Ask HN: What do you use to host/publish your blog? - arielm
I’ve gone through a bunch of different ways of publishing my blog, from Wordpress to static site generators and ultimately Medium. They all had their issues, but a recent thread (https:&#x2F;&#x2F;news.ycombinator.com&#x2F;item?id=15507538) brought this back to mind<p>My question is, what do you use for your personal&#x2F;company blo, why, and would you recommend it?
======
theSpaceOctopus
I have 2 blogs, both on WordPress. My web development blog is on a DO droplet
and uses the Roots stack, Trellis, Bedrock and Sage.
[https://roots.io](https://roots.io)

I've done a lot of WordPress development, custom themes mostly. I can't always
use Bedrock and Trellis due to hosting constraints, but I would never choose
anything other than Sage for a theme development project.

The Roots projects have always been ahead of the curve as far as WordPress
development goes. Whether it's things as simple as name spacing, or actually
taking advantage of PHP 7 features, to using Composer to manage dependencies,
gulp to automate build processes, Ansible for automated provisioning and
deployment....

I could go on and on, but I'm loyal to these tools because they've
consistently pushed me to learn new things. I also enjoy the workflow.
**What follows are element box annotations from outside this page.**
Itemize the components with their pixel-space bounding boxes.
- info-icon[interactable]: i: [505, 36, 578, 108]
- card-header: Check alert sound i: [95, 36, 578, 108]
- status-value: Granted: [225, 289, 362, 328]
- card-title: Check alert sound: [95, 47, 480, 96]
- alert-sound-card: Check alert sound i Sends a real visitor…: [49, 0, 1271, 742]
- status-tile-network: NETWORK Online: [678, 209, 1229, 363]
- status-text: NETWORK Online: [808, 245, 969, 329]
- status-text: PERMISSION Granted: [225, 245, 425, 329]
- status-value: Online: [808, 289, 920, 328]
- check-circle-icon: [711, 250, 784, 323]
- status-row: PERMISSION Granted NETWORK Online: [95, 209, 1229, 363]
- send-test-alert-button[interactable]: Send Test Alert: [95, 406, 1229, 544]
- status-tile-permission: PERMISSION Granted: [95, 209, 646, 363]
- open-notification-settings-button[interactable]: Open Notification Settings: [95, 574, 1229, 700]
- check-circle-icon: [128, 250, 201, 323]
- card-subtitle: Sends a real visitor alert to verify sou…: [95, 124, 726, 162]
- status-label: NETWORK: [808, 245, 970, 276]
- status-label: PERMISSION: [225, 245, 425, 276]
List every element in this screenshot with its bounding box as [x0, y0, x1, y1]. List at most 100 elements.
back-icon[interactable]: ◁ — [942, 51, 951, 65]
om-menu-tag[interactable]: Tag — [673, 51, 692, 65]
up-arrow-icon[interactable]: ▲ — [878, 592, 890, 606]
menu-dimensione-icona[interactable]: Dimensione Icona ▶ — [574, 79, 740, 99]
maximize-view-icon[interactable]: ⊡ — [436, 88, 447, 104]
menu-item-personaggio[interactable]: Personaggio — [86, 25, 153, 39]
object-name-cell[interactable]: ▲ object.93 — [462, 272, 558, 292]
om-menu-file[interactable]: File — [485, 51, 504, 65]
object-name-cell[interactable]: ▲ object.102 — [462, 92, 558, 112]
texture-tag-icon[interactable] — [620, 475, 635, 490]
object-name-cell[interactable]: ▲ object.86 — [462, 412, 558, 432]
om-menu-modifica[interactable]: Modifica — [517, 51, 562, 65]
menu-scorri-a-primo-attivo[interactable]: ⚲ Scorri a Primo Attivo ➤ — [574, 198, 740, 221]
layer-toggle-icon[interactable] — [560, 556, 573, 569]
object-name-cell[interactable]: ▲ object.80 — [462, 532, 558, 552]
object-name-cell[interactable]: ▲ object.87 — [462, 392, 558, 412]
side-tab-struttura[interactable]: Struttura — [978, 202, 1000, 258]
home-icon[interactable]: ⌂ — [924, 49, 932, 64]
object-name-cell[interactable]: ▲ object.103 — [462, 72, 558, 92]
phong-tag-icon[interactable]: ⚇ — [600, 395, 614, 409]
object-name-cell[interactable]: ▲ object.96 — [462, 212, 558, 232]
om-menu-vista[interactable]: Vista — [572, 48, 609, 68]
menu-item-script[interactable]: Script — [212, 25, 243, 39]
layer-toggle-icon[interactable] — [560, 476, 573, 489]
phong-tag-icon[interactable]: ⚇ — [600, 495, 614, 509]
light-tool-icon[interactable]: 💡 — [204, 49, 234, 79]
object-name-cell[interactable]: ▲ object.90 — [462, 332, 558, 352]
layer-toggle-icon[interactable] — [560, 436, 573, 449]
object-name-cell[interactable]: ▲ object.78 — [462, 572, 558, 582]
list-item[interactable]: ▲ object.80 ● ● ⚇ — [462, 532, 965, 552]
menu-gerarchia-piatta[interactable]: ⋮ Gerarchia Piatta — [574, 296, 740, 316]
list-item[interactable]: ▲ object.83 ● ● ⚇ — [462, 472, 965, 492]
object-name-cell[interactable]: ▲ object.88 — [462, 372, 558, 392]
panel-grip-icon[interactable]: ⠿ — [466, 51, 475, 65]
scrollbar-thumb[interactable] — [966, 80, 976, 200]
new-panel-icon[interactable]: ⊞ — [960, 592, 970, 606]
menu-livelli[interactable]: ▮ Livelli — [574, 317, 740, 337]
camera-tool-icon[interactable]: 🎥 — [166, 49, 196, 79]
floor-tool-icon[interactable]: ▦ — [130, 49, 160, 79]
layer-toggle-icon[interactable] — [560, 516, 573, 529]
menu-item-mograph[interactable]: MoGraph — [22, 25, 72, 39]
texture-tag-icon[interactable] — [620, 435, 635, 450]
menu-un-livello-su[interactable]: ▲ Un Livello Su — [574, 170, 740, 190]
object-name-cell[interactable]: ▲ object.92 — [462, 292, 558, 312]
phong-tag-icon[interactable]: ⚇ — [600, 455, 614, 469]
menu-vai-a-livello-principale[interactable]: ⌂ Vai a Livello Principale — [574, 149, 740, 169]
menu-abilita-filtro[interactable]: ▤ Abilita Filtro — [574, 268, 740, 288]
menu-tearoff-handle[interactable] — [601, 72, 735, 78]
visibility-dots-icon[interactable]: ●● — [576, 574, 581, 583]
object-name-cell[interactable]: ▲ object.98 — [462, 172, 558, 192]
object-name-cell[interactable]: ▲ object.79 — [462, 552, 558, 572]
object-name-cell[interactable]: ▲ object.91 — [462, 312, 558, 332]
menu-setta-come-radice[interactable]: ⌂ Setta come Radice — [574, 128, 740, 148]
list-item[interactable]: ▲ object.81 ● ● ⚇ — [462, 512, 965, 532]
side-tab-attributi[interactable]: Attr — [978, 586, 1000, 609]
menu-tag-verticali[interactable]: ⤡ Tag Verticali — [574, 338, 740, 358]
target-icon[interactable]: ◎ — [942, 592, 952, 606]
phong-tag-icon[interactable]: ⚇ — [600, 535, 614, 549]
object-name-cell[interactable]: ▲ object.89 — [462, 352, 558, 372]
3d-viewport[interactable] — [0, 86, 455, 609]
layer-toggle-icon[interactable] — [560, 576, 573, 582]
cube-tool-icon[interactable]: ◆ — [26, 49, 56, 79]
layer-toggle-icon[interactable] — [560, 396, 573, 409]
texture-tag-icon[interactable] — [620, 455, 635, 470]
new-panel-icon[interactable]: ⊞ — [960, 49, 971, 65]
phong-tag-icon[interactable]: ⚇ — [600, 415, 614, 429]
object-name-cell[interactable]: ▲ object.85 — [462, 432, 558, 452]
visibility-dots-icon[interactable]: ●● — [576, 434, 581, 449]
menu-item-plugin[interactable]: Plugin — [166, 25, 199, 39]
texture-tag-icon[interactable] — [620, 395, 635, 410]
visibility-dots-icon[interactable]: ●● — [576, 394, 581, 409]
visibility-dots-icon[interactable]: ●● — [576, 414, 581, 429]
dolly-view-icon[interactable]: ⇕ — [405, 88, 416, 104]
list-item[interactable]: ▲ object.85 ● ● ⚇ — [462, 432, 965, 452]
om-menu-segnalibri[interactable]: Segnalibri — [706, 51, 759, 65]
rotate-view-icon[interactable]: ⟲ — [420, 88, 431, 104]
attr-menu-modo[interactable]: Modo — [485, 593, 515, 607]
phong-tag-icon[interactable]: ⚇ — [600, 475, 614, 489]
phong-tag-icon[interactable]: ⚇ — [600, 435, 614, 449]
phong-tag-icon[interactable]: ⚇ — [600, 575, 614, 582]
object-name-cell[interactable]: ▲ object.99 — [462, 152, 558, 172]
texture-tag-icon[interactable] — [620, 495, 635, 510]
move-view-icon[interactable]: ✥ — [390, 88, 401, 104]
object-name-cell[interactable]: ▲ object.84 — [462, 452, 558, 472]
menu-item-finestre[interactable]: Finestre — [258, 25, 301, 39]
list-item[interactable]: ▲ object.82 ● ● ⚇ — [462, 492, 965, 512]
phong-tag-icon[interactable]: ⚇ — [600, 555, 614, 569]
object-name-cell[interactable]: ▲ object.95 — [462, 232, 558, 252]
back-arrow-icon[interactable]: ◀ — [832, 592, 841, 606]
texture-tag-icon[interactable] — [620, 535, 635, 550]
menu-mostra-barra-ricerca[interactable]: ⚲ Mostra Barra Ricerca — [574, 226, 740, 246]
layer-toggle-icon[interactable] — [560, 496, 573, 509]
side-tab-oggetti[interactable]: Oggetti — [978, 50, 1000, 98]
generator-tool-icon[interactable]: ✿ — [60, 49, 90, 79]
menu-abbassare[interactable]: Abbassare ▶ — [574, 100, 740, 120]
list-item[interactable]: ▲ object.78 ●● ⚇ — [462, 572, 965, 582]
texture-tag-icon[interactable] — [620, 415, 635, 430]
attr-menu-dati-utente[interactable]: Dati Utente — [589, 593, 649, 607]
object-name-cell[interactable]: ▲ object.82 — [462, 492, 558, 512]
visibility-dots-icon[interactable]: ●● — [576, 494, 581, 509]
My personal blog is hosted by Automattic, on WordPress.com, strictly out of
convenience.

I'm looking around at other options however. I've thinking it might be time
for me to move on from WordPress. Partly from the Roots stuff constantly
driving my curiosity, and partly from being unhappy with the direction the
WordPress project as a whole is taking.

I've been looking specifically at Ghost, Craft, various flat file solutions,
and have even been considering taking a crack at building my own blog with
Python. (Python because I've been learning it and have really been enjoying
it)

------
matchmike1313
We had been using Ghost to host our company blog (via Digital Ocean) it has
been super super easy not to mention the cost is dirt cheap on DO. I would
recommend it for a few reasons. 1) Easy to use editor to write the blog posts
(W/drag and drop image insertion) 2) You can find a perfect template and
easily upload it to the blog, and tweak as needed. 3) They have AMP templates.